B: After a generation or two, people won't be able to relate much to the past for compass on what to do for their future. Looking at us is enough. You think it matters anymore?

A: Such a past is only useful to anoint those who will need to lead so that continuity lubricates old rationale for the cogwheels of new decisions.

B: But each situation that comes about will be new per se to the extent the players will be different. Thus the flux of events mandates new imperatives and priorities held by the glue of pragmatism which becomes the sole shaper of leadership qualities.

A: Which is the only thing they really have. In fact, i did a thought experiment and put myself in his shoes. Would i have done anything different from the beginning?

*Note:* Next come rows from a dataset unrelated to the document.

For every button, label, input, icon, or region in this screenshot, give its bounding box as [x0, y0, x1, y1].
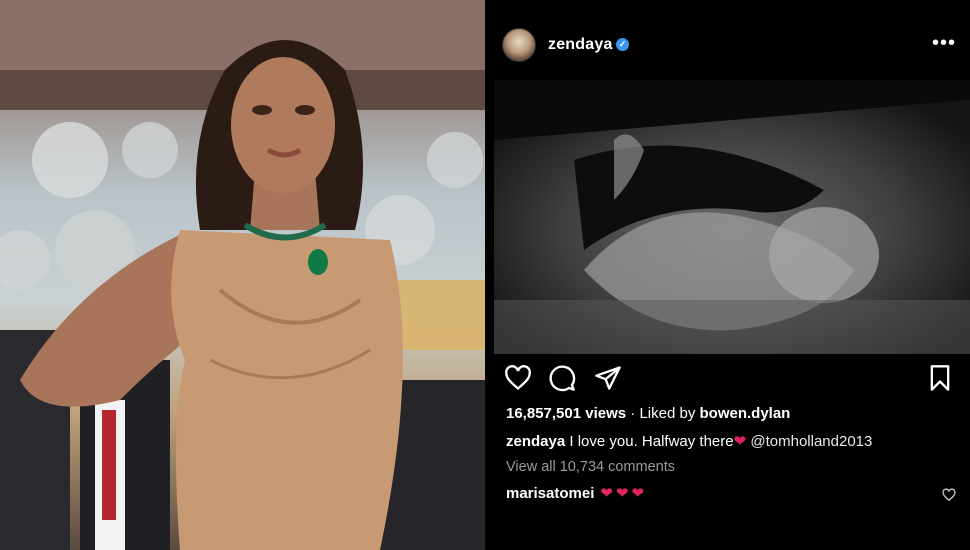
photo-illustration: [0, 0, 485, 550]
post-header: zendaya ✓ •••: [488, 26, 970, 68]
small-heart-icon[interactable]: [942, 488, 956, 502]
caption-mention[interactable]: @tomholland2013: [746, 433, 872, 450]
comment-username[interactable]: marisatomei: [506, 485, 594, 502]
more-options-icon[interactable]: •••: [932, 32, 956, 55]
paper-plane-icon[interactable]: [594, 364, 622, 392]
bookmark-icon[interactable]: [926, 364, 954, 392]
view-all-comments-link[interactable]: View all 10,734 comments: [506, 459, 675, 475]
heart-outline-icon[interactable]: [504, 364, 532, 392]
post-actions: [488, 364, 970, 394]
red-heart-emoji: ❤: [733, 433, 747, 450]
red-carpet-photo: [0, 0, 485, 550]
liked-by-prefix: Liked by: [639, 405, 700, 422]
liked-by-user[interactable]: bowen.dylan: [700, 405, 791, 422]
ultrasound-illustration: [494, 80, 970, 354]
ultrasound-image[interactable]: [494, 80, 970, 354]
avatar[interactable]: [502, 28, 536, 62]
instagram-post: zendaya ✓ ••• 16,857,501 views · Liked b…: [488, 0, 970, 550]
caption-text: I love you. Halfway there: [565, 433, 734, 450]
comment: marisatomei ❤❤❤: [506, 484, 647, 502]
caption: zendaya I love you. Halfway there❤ @tomh…: [506, 432, 872, 450]
views-count[interactable]: 16,857,501 views: [506, 405, 626, 422]
comment-hearts: ❤❤❤: [600, 485, 648, 502]
views-and-likes: 16,857,501 views · Liked by bowen.dylan: [506, 405, 790, 422]
separator: ·: [626, 405, 640, 422]
post-username[interactable]: zendaya: [548, 36, 613, 54]
comment-bubble-icon[interactable]: [548, 364, 576, 392]
caption-username[interactable]: zendaya: [506, 433, 565, 450]
verified-badge-icon: ✓: [616, 38, 629, 51]
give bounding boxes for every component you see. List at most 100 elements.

B: I suspect your own answer would be no. Everything was driven by pragmatism, yes? Secure society, activate the airport and seaport, create the hubs of manufacturing, shipping, logistics, banking, refining and tourism. Then converge the tubes, telecoms and technologies to create a megapolis as the switzerland of seasia for premier national branding to maintain pole position in regional commerce, earning reputational capital to attract trade and investments on the back of a clean and efficient if not paranoic government.

A: But then again i faced one problem.

B: Of your own creation? Haha. Yes, in the hurry to align with the west, swept no doubt by the education of your peoples in the best of the west, you forgot about the big change in Asia which has its own characteristics above and beyond what the west had mustered which had in any case been too often in the past by the spoils of conquest.

A: New generations will have to face up to the new facts and reality of this 21st century.

B: This can be a better century than the last one. Alas, we won't live to see it.

A: Our Black Pearl has berthed. Shall we, Mon Kapitan?

B: Lead the way. Psst, is there any entertainment on board?

A: You're a rascally rapscallion to the bitter end, no?

B: It's all in the mind, my good man.